In the Philippines, underwater mining for gold, locally known as “compressor mining,” is prevalent in the said provinces.
In compressor mining, adult and child miners stay underwater for several hours in 10-meter-deep shafts where the miners receive air from a tube attached to an air compressor at the surface.
This practice puts adult and child miners at risk of drowning, decompression sickness, and bacterial skin infections.
Child miners described “moments of fear” when they dived for the first time.
“I was 13 the first time [I dived]. I felt scared because it’s dark and deep,” fourteen-year old “Dennis” said.
Sixteen year-old Joseph also expressed the same fear.
He said that if the diesel-powered compressor stops working, the miner can drown or get “the bends” coming up too quickly.
“Sometimes you have to make it up fast, especially if you have no air in your hose,” “Joseph” said.
“It’s a normal thing. It’s happened to me,” he added.
Kippenberg said that many children in Masbate and Camarines Norte are dropping out of school to work in gold mining.
“In order to tackle the root causes of child labor, the government needs to assist the poorest families financially and ensure their children are able to attend and stay in school,” she said.

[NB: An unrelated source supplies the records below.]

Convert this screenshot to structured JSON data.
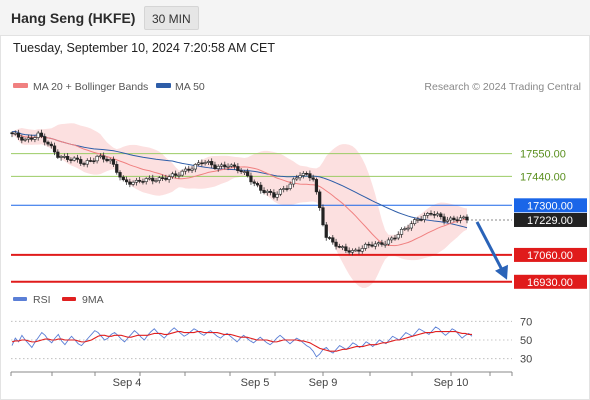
{
  "header": {
    "title": "Hang Seng (HKFE)",
    "timeframe": "30 MIN"
  },
  "datetime": "Tuesday, September 10, 2024 7:20:58 AM CET",
  "legend": {
    "ma20": {
      "label": "MA 20 + Bollinger Bands",
      "color": "#f08080"
    },
    "ma50": {
      "label": "MA 50",
      "color": "#2e5da8"
    },
    "copyright": "Research © 2024 Trading Central"
  },
  "rsi_legend": {
    "rsi": {
      "label": "RSI",
      "color": "#5b7fd6"
    },
    "ma9": {
      "label": "9MA",
      "color": "#e02020"
    }
  },
  "chart_data": [
    {
      "type": "candlestick",
      "title": "Hang Seng (HKFE)",
      "ylim": [
        16900,
        17790
      ],
      "x_ticks": [
        "Sep 4",
        "Sep 5",
        "Sep 9",
        "Sep 10"
      ],
      "levels": [
        {
          "value": 17550,
          "label": "17550.00",
          "kind": "resistance",
          "color": "#9ccc65"
        },
        {
          "value": 17440,
          "label": "17440.00",
          "kind": "resistance",
          "color": "#9ccc65"
        },
        {
          "value": 17300,
          "label": "17300.00",
          "kind": "pivot",
          "color": "#1a66e8"
        },
        {
          "value": 17229,
          "label": "17229.00",
          "kind": "last",
          "color": "#222222"
        },
        {
          "value": 17060,
          "label": "17060.00",
          "kind": "support",
          "color": "#e01b1b"
        },
        {
          "value": 16930,
          "label": "16930.00",
          "kind": "support",
          "color": "#e01b1b"
        }
      ],
      "forecast_arrow": {
        "from": 17229,
        "to": 16930,
        "color": "#2a63b8"
      },
      "anchors": [
        {
          "i": 0,
          "v": 17640
        },
        {
          "i": 4,
          "v": 17620
        },
        {
          "i": 8,
          "v": 17640
        },
        {
          "i": 14,
          "v": 17545
        },
        {
          "i": 22,
          "v": 17500
        },
        {
          "i": 26,
          "v": 17540
        },
        {
          "i": 30,
          "v": 17510
        },
        {
          "i": 34,
          "v": 17420
        },
        {
          "i": 38,
          "v": 17410
        },
        {
          "i": 44,
          "v": 17430
        },
        {
          "i": 50,
          "v": 17440
        },
        {
          "i": 54,
          "v": 17480
        },
        {
          "i": 58,
          "v": 17510
        },
        {
          "i": 62,
          "v": 17485
        },
        {
          "i": 66,
          "v": 17500
        },
        {
          "i": 72,
          "v": 17440
        },
        {
          "i": 76,
          "v": 17380
        },
        {
          "i": 80,
          "v": 17340
        },
        {
          "i": 84,
          "v": 17395
        },
        {
          "i": 88,
          "v": 17450
        },
        {
          "i": 92,
          "v": 17430
        },
        {
          "i": 96,
          "v": 17150
        },
        {
          "i": 100,
          "v": 17090
        },
        {
          "i": 104,
          "v": 17080
        },
        {
          "i": 108,
          "v": 17100
        },
        {
          "i": 112,
          "v": 17110
        },
        {
          "i": 116,
          "v": 17140
        },
        {
          "i": 120,
          "v": 17180
        },
        {
          "i": 124,
          "v": 17240
        },
        {
          "i": 128,
          "v": 17260
        },
        {
          "i": 132,
          "v": 17230
        },
        {
          "i": 136,
          "v": 17240
        },
        {
          "i": 139,
          "v": 17229
        }
      ],
      "candle_count": 140
    },
    {
      "type": "line",
      "title": "RSI",
      "ylim": [
        20,
        80
      ],
      "yticks": [
        70,
        50,
        30
      ],
      "series": [
        {
          "name": "RSI",
          "values": [
            44,
            52,
            48,
            55,
            50,
            46,
            42,
            48,
            53,
            58,
            55,
            50,
            47,
            52,
            56,
            49,
            45,
            50,
            54,
            50,
            46,
            44,
            48,
            52,
            56,
            60,
            58,
            54,
            50,
            52,
            56,
            58,
            55,
            51,
            48,
            52,
            56,
            60,
            57,
            53,
            50,
            55,
            59,
            62,
            58,
            55,
            52,
            56,
            60,
            63,
            60,
            57,
            54,
            56,
            59,
            62,
            60,
            57,
            55,
            58,
            60,
            57,
            54,
            52,
            55,
            57,
            54,
            51,
            48,
            52,
            55,
            52,
            49,
            47,
            50,
            53,
            50,
            47,
            45,
            48,
            52,
            55,
            52,
            49,
            46,
            49,
            52,
            50,
            47,
            44,
            42,
            38,
            32,
            35,
            40,
            42,
            38,
            36,
            40,
            44,
            42,
            40,
            43,
            47,
            45,
            42,
            44,
            48,
            46,
            43,
            46,
            50,
            48,
            46,
            50,
            54,
            52,
            50,
            54,
            58,
            56,
            54,
            58,
            62,
            60,
            58,
            56,
            60,
            64,
            62,
            58,
            55,
            58,
            62,
            60,
            56,
            52,
            55,
            57,
            54
          ]
        },
        {
          "name": "9MA",
          "values": [
            48,
            49,
            49,
            50,
            50,
            49,
            48,
            48,
            49,
            50,
            51,
            51,
            50,
            50,
            51,
            51,
            50,
            50,
            50,
            50,
            49,
            48,
            48,
            49,
            50,
            52,
            54,
            55,
            55,
            54,
            54,
            55,
            55,
            55,
            54,
            53,
            53,
            54,
            55,
            55,
            55,
            55,
            56,
            57,
            57,
            57,
            56,
            56,
            57,
            58,
            59,
            59,
            58,
            58,
            58,
            58,
            59,
            59,
            58,
            58,
            58,
            58,
            58,
            57,
            56,
            56,
            56,
            55,
            54,
            53,
            53,
            53,
            52,
            51,
            50,
            50,
            50,
            50,
            49,
            48,
            48,
            49,
            50,
            50,
            50,
            50,
            50,
            49,
            49,
            48,
            47,
            45,
            43,
            41,
            40,
            39,
            38,
            38,
            38,
            39,
            40,
            40,
            41,
            42,
            43,
            43,
            43,
            44,
            45,
            45,
            45,
            46,
            47,
            47,
            48,
            49,
            50,
            50,
            51,
            52,
            53,
            54,
            55,
            56,
            57,
            58,
            58,
            58,
            59,
            59,
            59,
            59,
            59,
            59,
            59,
            58,
            57,
            57,
            56,
            56
          ]
        }
      ]
    }
  ]
}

Unaware of mercury dangers
The report pointed out that children usually work with mercury, which is a readily available toxic metal that is commonly used to process gold.
The report said children, unaware of the health risks of mercury, use their bare hands to mix mercury with gold ore and create an amalgam.
When they burn off the mercury to retrieve the raw gold, they breathe in toxic fumes, which attack the central nervous system and can cause brain damage and even death.
Human Rights Watch has observed in the mining village of Malaya, Camarines Norte, the unrestricted flow of light-grey, mercury-contaminated tailings from gold processing into the nearby river, where children play, swim, and pan for gold.
This has resulted in the children of Malaya complaining of tremors, symptoms that could be signs of mercury poisoning.
“The Philippine government should be introducing mercury-free gold processing, such as is practiced in Benguet province, to reduce the threat to all children,” Human Rights Watch said.
Human Rights Watch said the Philippines has signed but not ratified the Minamata Convention on Mercury of 2013, which sets out steps to reduce mercury exposure.
“The government should promptly ratify the Minamata Convention and test for mercury exposure among residents in mining areas,” HRW said.
HRW pointed out that in March 2015, the government banned the use of mercury in mining as well as compressor mining, but little has been done to implement this regulation so far.
Data show that the Philippines is the world’s 20th largest gold producer with an estimated 200,000 to 300,000 people working in the country’s small-scale gold mines.
HRW said that in 2014, combined large scale and small-scale mines produced about 18 tons of gold.
The country’s central bank is the official buying agent for gold from small-scale mining and exports it.
The central bank, however, has no process in place to check the conditions in which the gold has been mined.
“Small-scale mining provides a vital livelihood for many Filipinos,” Kippenberg said.
“But the government needs to take urgent steps to ensure a safe and child-labor-free mining sector so that families can earn an income without putting their children at risk,” she added.